Les potentialités de sa réhabilitation sont pourtant nombreux, notamment quand on veut envisager la quête de sens, quand on veut donner du sens. Le « sens » a plusieurs significations, il nous renvoie aussi au sensible même si on feint de l’oublier souvent, aux corps, aux liens, et donc à ce qui n’est pas mesurable. A l’intensité, à l’intériorité. Et si la volonté de donner du sens (comme on le dit partout) était une manière de réhabiliter l’intuition ? Si cette capacité de dépasser les prescriptions et d’entrer en sympathie avec son environnement professionnel donnait un vrai « sens » au travail ?
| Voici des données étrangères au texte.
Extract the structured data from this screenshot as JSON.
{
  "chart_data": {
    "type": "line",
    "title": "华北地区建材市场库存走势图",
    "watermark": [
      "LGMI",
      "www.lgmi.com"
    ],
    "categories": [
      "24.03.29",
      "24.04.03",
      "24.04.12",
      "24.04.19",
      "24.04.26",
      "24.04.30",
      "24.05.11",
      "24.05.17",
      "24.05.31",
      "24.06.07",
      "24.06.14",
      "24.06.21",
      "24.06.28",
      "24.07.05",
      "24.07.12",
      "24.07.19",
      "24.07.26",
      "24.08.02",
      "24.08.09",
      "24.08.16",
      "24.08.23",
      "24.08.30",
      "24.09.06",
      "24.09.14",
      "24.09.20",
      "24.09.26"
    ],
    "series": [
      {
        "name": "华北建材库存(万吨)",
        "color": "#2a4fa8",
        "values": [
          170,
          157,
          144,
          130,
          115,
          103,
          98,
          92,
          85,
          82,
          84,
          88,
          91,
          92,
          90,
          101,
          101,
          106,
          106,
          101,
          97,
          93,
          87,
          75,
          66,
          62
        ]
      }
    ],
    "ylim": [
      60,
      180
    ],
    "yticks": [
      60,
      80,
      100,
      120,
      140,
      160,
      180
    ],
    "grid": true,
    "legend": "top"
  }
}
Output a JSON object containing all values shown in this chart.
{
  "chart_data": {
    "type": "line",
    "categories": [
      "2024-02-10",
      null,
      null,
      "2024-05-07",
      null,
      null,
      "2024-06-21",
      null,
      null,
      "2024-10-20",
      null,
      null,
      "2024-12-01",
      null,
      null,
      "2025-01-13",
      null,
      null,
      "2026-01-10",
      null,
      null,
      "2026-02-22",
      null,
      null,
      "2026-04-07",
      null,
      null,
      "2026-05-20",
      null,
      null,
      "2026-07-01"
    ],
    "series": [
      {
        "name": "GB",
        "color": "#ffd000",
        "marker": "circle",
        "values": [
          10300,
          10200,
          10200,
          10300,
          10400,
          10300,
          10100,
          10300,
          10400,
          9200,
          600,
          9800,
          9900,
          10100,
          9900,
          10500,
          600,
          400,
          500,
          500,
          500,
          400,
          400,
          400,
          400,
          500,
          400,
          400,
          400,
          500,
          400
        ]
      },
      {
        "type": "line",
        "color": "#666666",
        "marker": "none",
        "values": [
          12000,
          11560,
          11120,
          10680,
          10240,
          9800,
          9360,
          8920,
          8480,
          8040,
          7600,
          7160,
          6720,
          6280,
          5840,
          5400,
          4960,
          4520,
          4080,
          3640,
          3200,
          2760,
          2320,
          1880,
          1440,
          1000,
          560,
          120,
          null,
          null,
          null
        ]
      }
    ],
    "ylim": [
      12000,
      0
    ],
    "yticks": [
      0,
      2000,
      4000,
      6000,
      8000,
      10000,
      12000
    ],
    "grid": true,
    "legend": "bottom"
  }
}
Alors je vous propose une petite activité pour les jours qui viennent :

il est bien difficile d'analyser quoi que ce soit aujourd'hui, vous êtes dans l'action, vous décidez à toute vitesse, vous apprenez à suivre votre intuition, à EXPERIMENTER, à écouter davantage, rassurer, ce qui est loin d'être simple en cette période de grande incertitude.
Et si vous preniez 5 à 10 minutes par jour pour noter sur un journal de bord le déroulement de votre journée, de poser sur un papier ou tout autre support les actions que vous avez menées, les interactions que vous avez vécues, les réactions que vous avez suscitées, les questions que vous vous posez?
Le temps de l'analyse arrivera bien assez vite.... La période est une source d'apprentissage, tant personnel que professionnel, tâchons de fournir de la matière à nos futures réflexions.
En attendant... un grand merci à tous ceux qui font tout pour sauver des vies et pour sauver l'activité en général.... Soyez prudents.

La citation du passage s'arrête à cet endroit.